Ankara Büyükşehir Belediyesi Başkanı Melih Gökçek’in Havagazı Fabrikası’nda bulunan asbest borularının yıkılmadığını iddia etmesine karşın, bölge halkı yıkımın başlaması ile havanın bozulduğunu, özellikle yıkımın başladığı günden sonraki zamanlarda havada inanılmaz bir ağırlık hissedildiğini söylüyor. Soludukları havanın boğazlarını yaktığını anlatan esnaf, nefes almakta güçlük çektikleri için dükkânlarını erken kapatmak zorunda kaldıklarından yakınıyor.
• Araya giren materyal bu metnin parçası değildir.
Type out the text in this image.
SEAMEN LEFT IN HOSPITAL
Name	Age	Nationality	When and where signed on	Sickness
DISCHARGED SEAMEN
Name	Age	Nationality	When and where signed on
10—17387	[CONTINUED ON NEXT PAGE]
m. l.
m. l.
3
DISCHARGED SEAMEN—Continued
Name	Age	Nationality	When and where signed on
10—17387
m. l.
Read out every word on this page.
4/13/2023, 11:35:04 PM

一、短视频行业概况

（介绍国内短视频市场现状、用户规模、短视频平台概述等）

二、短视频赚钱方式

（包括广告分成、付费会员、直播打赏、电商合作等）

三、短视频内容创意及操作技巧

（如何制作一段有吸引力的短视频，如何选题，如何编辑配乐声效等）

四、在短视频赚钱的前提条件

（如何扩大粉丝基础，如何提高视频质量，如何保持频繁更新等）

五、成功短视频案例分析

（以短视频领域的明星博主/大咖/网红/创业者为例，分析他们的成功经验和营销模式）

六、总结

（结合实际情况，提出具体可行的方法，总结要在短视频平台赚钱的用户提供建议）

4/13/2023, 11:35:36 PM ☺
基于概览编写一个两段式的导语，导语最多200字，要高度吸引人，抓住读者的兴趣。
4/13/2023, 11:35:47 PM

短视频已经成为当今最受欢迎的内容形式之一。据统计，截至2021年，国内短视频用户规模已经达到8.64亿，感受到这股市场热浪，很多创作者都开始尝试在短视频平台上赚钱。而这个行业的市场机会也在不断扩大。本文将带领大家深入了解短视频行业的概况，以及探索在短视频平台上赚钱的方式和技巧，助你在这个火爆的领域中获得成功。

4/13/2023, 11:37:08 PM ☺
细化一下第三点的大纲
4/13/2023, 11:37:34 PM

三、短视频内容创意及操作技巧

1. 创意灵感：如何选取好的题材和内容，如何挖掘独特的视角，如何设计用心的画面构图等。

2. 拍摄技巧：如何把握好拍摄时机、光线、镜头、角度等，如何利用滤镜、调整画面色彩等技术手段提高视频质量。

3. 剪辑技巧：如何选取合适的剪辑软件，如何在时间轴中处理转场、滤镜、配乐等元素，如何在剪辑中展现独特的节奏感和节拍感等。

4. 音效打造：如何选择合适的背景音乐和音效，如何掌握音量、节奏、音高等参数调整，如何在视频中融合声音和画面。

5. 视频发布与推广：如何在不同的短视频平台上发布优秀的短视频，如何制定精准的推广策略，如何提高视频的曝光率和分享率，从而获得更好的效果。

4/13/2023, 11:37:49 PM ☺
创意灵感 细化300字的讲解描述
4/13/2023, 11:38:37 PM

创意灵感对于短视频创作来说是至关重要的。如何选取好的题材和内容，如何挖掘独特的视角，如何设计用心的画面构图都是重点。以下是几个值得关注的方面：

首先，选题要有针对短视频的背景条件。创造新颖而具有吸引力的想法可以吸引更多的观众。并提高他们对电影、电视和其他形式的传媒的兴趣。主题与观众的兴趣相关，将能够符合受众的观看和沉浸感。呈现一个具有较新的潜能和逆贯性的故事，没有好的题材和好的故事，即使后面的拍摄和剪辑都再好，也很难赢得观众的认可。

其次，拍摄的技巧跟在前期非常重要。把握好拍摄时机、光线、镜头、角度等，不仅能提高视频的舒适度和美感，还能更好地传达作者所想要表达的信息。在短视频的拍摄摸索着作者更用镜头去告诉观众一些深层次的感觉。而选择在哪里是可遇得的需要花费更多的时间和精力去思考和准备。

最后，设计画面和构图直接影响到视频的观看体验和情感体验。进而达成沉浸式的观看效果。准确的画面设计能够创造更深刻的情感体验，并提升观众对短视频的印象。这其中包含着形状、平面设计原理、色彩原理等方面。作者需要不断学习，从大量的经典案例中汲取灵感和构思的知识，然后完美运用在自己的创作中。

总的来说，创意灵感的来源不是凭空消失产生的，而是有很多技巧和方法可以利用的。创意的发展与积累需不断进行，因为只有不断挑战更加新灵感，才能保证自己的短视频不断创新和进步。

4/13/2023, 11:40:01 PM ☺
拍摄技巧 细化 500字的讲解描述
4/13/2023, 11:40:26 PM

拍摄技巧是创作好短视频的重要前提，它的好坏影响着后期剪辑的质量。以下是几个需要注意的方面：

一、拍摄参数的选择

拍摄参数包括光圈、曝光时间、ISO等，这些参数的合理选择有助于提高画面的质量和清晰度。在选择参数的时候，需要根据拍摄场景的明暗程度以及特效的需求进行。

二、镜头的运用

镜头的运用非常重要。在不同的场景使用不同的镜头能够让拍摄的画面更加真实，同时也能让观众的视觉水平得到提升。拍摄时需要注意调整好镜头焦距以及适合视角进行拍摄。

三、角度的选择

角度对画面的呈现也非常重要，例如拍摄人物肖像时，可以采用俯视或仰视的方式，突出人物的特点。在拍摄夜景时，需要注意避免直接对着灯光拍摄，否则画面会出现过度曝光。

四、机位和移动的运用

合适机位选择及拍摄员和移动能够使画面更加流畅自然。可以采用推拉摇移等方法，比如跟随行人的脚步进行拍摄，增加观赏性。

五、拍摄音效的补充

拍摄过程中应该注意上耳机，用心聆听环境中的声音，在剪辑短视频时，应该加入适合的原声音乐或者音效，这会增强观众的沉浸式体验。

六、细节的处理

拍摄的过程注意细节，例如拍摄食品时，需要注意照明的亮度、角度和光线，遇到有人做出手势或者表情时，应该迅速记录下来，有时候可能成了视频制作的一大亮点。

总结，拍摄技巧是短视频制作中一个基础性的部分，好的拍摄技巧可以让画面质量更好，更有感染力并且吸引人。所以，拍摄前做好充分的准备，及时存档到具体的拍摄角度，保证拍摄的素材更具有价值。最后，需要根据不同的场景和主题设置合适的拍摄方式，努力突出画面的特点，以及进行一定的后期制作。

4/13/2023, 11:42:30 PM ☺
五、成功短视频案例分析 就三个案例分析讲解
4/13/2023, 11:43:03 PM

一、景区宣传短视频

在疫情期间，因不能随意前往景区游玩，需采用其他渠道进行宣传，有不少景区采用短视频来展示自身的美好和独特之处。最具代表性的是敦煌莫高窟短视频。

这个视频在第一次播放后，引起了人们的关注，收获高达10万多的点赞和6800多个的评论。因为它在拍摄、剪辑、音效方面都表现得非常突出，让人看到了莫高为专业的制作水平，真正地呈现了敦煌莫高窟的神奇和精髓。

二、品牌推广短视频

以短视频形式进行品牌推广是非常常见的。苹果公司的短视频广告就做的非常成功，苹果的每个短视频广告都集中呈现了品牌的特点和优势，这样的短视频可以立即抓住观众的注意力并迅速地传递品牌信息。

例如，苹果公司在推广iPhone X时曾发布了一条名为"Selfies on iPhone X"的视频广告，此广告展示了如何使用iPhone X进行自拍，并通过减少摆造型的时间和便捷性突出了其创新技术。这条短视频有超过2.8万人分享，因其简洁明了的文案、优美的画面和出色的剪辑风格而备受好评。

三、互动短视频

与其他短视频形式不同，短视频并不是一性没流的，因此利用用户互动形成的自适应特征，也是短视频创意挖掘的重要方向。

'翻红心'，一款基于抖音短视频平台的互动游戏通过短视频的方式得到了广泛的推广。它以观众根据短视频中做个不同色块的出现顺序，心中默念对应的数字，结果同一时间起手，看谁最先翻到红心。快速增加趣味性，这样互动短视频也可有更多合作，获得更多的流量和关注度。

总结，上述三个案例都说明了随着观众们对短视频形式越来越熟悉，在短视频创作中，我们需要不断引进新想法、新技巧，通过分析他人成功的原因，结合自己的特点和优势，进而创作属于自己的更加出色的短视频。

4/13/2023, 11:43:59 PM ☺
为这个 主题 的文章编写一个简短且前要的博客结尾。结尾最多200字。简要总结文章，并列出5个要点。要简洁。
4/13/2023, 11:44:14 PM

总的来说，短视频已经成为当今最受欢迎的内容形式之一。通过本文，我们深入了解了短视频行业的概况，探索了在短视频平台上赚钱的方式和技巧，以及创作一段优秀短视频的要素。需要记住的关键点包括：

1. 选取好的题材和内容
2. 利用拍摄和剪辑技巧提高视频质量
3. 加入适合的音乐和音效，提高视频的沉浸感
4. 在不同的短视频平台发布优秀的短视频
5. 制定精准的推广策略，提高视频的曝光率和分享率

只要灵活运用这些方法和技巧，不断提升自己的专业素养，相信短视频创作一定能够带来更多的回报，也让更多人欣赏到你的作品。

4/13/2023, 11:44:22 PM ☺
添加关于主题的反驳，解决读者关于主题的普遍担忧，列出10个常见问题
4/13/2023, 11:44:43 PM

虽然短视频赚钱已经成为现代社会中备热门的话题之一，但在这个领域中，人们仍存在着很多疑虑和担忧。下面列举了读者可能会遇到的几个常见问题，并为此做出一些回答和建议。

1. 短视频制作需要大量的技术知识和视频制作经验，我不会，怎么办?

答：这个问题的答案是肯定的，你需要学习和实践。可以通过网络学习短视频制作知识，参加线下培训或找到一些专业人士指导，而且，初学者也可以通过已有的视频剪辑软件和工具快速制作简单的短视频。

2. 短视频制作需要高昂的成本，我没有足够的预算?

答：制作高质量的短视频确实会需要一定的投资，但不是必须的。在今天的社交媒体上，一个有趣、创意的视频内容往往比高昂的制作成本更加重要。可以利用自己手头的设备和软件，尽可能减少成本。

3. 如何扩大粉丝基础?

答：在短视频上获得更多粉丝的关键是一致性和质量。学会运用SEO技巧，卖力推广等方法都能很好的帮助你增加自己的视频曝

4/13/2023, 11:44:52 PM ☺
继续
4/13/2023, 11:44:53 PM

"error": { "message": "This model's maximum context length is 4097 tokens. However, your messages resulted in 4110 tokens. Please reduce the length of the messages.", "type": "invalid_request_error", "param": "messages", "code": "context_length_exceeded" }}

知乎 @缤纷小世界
Ankara’nın ana ulaşım noktalarından olan ve her gün yüz binlerce insanın kullandığı ve Ankara’nın hemen her yerine giden dolmuşların ortak durağı olan Sıhhiye köprüsüne yürüyerek sadece beş dakika uzaklıkta bulunan Havagazı Fabrikası’nın etrafında Ankara’nın en köklü ve başarılı liselerinden Atatürk Anadolu Lisesi de bulunuyor. Ankara’nın merkezi sayılan Kızılay’a sadece 10 dakika uzaklıkta olan bölgede iki ilkokulun yanı sıra 10 bin öğrencili Dil ve Tarih-Coğrafya Fakültesi, her gün binlerce insanın geldiği Ankara Adliyesi de yer alıyor. Ankara’nın “Hastaneler bölgesi” denilen Hacettepe Üniversitesi, Ankara Üniversitesi hastaneleri ile Türkiye’nin en önemli kardiyoloji hastanesinin çok yakınında.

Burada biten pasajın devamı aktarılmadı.